Senior Data Security Engineer

Beyond ONE

In this role, you will:

Monitor and ensure compliance with the Personal Data Protection Law (PDPL) technical requirements and other relevant Saudi Arabian data privacy and security regulations.

Develop, implement, and maintain the organization s data protection policies and procedures, ensuring they align with legal mandates and international standards.

Conduct regular audits and risk assessments, addressing any gaps or areas for improvement in compliance and security practices.

Collaborate with cross-functional departments to implement proper controls that mitigate risks associated with data processing activities.

Manage data subject requests including access, correction, deletion, and portability, ensuring full adherence to PDPL rights and obligations.

Design and deliver training programs to enhance employee awareness of data protection principles and drive a culture of privacy across the organization

Establish robust incident response protocols to address data breaches and coordinate investigations and reporting with regulatory authorities when required.
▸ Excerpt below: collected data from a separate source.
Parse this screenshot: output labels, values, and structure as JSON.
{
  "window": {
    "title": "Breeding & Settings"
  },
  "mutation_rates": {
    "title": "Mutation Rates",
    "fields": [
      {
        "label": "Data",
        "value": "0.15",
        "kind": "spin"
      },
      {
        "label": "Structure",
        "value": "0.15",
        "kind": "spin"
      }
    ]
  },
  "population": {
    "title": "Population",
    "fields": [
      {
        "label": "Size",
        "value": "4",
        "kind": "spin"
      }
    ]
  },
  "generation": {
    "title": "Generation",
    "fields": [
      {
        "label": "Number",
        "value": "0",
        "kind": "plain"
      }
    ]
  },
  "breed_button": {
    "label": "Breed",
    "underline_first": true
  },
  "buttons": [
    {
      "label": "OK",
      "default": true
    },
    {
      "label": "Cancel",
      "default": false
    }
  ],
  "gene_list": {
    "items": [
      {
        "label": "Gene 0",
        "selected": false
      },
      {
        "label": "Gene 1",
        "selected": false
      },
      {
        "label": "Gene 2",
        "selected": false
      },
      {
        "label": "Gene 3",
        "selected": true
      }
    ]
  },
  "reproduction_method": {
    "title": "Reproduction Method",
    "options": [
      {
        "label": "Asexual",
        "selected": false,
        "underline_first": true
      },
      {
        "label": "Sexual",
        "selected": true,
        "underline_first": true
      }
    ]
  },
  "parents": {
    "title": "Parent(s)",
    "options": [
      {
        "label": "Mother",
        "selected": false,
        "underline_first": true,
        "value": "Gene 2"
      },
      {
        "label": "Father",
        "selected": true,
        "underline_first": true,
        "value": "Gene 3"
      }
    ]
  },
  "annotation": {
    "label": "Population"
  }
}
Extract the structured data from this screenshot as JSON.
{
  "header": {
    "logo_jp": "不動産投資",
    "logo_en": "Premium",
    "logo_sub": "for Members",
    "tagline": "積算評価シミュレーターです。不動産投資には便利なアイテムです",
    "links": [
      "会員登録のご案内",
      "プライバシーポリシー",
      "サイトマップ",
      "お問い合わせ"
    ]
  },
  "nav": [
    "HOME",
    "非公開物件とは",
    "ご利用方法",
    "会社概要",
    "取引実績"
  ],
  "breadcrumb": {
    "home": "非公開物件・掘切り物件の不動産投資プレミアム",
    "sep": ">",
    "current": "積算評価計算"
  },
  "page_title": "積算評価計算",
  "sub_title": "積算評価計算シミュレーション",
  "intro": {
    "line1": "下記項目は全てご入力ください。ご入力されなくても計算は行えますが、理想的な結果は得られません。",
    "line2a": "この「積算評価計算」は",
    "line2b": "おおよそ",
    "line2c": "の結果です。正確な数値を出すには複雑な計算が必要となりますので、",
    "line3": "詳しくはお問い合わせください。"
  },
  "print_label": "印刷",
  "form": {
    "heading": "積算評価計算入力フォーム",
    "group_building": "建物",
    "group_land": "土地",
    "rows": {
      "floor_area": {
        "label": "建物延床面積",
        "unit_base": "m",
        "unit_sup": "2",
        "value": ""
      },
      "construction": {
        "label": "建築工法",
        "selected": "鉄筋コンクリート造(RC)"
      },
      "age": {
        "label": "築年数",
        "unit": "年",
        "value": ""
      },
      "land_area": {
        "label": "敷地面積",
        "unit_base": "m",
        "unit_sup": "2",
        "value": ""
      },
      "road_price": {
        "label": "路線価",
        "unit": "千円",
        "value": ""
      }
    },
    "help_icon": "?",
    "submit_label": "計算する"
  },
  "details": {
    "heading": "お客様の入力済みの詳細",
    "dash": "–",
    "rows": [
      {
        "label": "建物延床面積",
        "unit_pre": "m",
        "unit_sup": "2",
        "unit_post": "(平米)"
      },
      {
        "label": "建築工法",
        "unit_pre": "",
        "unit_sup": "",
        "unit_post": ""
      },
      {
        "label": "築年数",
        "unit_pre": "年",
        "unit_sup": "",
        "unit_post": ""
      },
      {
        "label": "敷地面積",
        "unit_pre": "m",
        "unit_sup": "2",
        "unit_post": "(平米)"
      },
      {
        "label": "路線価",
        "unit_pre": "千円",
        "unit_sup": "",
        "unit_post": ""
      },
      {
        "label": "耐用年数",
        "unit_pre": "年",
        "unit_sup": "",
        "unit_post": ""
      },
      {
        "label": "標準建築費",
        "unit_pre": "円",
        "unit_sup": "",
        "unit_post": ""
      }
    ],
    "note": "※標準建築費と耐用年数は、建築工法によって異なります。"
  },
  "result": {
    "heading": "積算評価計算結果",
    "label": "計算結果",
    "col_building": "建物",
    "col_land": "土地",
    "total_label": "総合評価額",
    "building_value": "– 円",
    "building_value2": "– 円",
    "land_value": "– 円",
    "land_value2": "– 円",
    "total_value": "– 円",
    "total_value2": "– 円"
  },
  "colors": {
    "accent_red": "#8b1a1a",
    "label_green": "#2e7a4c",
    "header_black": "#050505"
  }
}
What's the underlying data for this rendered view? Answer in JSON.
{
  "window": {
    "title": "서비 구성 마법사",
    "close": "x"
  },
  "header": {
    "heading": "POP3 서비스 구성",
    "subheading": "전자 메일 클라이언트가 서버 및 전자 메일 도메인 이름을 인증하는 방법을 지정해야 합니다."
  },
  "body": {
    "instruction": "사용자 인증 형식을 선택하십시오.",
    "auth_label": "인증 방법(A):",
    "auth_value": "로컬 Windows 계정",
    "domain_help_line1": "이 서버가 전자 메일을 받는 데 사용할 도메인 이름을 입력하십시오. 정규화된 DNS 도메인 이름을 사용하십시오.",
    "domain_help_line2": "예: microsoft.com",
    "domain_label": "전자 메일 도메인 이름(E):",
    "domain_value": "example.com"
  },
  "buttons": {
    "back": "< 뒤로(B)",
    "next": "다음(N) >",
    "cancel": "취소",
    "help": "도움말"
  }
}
Serve as the primary liaison with the Saudi Data & Artificial Intelligence Authority (SDAIA) and other relevant regulatory bodies handling data protection matters.

Maintain detailed records of data processing activities and compliance metrics, delivering regular reports to senior leadership and the board.

Qualifications & Attributes

• Education:
  Bachelor s degree in Computer Science, Cybersecurity, Information Security, or a related field. Advanced certifications such as CIPP, CIPM, or ISO 27001 Lead Implementer are a plus.
• Experience:
  5+ years of experience in data protection, privacy compliance, or cybersecurity, ideally within telecommunications or highly regulated environments. Proven familiarity with the Saudi Personal Data Protection Law (PDPL) is essential.
• Technical Skills:

Must-haves:

• Strong understanding of data protection frameworks and privacy regulations (including PDPL).

• Strong understanding of data security and its technical requirements

• Experience with information security governance, risk management, and compliance processes.

• Ability to implement incident response protocols and lead investigations.

• Skilled in documentation, control assessments, and internal auditing for compliance.

Nice-to-haves:

• Familiarity with global data privacy standards such as GDPR or CCPA.

• Experience working with Data Loss Prevention (DLP) solutions or GRC platforms.
• Cloud security experience, particularly in hybrid or multi-cloud environments.

Unique Attributes:

• Thrives in fast-paced, regulated environments requiring close attention to legal compliance.
• Exhibits high levels of integrity and discretion when handling sensitive data.
• Strong communicator able to liaise with cross-functional teams and regulatory bodies.
• Proactive, detail-oriented, and capable of driving cultural change around privacy awareness.